Dette commune : les Verts finlandais sont pour, seuls contre tous

Le parti écologiste est le seul parti finlandais à envisager la possibilité de contracter une nouvelle dette commune européenne, selon une nouvelle enquête demandée par le journal Helsingin Sanomat et réalisée par la société d’études Kantar Public.

Euractiv.com
Helsinki
« La Finlande ne voit pas la nécessité d’un nouveau fonds. Nous devrions utiliser les fonds existants de manière flexible pour soutenir la compétitivité et la transition écologique », a indiqué à EURACTIV Tytti Tuppurainen (SDP), ministre des Affaires européennes et de l’Orientation de la propriété, interrogée sur son opinion au sujet du projet de Fonds européen de souveraineté. [[EPA-EFE/STEPHANIE LECOCQ]]

Le parti écologiste est le seul parti finlandais à envisager la possibilité de contracter une nouvelle dette commune européenne, selon une nouvelle enquête demandée par le journal Helsingin Sanomat et réalisée par la société d’études Kantar Public.

Les autres partis politiques et la plupart des Finlandais, quant à eux, restent fermement opposés à tout nouveau round de dette commune européenne à l’approche des élections législatives du 2 avril prochain.

La dette commune serait une manière de financer le fonds de souveraineté européenne, afin de soutenir des projets européens dits « stratégiques », dont le but ultime serait la décarbonation de l’économie européenne.

« La Finlande ne voit pas la nécessité d’un nouveau fonds.
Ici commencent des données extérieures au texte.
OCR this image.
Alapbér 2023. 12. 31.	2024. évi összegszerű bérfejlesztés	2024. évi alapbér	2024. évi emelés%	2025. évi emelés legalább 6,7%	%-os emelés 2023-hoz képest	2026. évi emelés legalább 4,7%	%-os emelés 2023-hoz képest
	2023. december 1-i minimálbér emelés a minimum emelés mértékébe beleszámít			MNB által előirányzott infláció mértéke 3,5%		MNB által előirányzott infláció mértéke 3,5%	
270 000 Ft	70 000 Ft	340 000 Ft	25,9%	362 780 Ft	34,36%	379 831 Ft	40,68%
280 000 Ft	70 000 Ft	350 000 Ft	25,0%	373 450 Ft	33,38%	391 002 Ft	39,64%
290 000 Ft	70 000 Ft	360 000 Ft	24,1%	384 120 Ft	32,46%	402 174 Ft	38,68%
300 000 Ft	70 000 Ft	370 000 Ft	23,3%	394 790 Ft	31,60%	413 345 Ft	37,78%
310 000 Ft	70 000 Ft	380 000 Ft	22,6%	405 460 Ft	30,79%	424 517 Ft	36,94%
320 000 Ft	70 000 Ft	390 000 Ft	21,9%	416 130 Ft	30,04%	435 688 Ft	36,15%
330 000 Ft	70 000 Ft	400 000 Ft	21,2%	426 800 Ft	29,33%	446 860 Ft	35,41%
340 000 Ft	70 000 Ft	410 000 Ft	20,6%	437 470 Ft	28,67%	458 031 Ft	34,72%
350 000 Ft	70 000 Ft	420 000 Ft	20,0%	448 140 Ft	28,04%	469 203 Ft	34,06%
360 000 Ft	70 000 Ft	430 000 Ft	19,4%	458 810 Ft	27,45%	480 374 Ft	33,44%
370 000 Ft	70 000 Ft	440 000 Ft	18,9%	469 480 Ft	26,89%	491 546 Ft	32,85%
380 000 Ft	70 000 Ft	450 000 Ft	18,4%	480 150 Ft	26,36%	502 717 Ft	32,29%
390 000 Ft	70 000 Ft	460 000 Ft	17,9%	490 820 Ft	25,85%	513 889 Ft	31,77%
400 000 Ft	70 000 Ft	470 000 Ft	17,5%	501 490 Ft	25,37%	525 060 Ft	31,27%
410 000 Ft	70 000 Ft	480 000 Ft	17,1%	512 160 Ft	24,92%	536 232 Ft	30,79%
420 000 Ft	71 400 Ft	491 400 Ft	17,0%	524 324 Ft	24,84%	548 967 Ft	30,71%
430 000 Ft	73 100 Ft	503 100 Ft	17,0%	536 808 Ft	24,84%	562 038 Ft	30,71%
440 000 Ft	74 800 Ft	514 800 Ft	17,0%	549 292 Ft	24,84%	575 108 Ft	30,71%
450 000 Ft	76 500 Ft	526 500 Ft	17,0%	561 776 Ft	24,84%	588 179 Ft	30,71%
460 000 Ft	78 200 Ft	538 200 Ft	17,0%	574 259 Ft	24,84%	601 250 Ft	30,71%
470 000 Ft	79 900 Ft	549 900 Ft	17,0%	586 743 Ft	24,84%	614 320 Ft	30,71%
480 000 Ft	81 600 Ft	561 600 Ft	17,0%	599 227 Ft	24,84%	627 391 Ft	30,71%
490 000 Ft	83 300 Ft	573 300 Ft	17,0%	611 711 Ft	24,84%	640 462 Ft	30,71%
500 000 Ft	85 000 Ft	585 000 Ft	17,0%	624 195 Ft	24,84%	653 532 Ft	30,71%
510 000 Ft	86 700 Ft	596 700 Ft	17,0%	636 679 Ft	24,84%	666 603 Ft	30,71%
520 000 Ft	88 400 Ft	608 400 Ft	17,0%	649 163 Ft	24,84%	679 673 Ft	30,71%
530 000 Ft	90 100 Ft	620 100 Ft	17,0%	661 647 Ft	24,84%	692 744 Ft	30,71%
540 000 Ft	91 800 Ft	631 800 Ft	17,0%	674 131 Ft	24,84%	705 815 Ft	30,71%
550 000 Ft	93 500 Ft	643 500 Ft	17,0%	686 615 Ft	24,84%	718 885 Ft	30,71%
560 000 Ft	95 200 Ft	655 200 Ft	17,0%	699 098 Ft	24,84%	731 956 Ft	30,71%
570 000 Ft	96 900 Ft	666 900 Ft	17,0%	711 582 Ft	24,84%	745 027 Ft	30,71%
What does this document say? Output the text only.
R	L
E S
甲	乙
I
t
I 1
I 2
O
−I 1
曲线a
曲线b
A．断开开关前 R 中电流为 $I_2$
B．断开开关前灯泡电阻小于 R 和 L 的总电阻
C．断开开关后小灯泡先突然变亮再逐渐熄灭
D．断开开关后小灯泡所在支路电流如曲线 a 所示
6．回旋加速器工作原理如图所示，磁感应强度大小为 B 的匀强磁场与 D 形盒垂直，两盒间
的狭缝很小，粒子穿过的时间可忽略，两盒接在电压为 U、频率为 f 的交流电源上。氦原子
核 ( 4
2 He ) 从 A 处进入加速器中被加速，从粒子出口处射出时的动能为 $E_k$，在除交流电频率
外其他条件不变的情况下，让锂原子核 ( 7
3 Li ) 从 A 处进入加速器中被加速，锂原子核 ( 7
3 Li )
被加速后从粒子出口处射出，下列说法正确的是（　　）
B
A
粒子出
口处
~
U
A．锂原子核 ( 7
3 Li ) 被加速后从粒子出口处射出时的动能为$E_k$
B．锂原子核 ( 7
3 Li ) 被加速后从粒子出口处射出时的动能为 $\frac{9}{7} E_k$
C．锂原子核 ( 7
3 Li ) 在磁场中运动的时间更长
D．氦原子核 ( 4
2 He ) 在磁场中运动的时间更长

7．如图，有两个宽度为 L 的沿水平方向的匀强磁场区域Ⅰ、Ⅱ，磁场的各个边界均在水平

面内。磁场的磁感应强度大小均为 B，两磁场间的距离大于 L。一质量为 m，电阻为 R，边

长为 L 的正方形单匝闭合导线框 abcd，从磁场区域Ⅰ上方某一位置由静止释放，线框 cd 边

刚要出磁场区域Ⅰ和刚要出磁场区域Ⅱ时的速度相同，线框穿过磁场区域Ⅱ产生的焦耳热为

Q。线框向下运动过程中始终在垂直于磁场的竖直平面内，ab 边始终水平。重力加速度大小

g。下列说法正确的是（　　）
Nous devrions utiliser les fonds existants de manière flexible pour soutenir la compétitivité et la transition écologique », a indiqué à EURACTIV Tytti Tuppurainen (SDP), ministre des Affaires européennes et de l’Orientation de la propriété, interrogée sur son opinion au sujet du projet de Fonds européen de souveraineté.

Le Parti libéral-conservateur de la coalition nationale et les nationalistes ont fait écho à cette déclaration.

De même, le Parti populiste des Finlandais a déclaré que « les pays ne devraient pas être autorisés à vivre aux dépens des autres ». De son côté, l’Alliance de gauche a indiqué qu’elle préférerait d’autres moyens que la dette commune pour financer les investissements, bien que le parti n’ait pas donné plus de détails sur les types de mesures.

Les partis ont évité de parler de l’avenir de l’UE et en particulier des dettes communes lors des débats préélectoraux, en partie parce que ces questions semblent diviser l’électorat.

En effet, 52 % des Finlandais ont déclaré qu’ils n’autoriseraient pas l’UE à contracter une nouvelle dette commune, tandis que 19 % l’autoriseraient et que le reste n’a pas d’opinion, selon un nouveau sondage.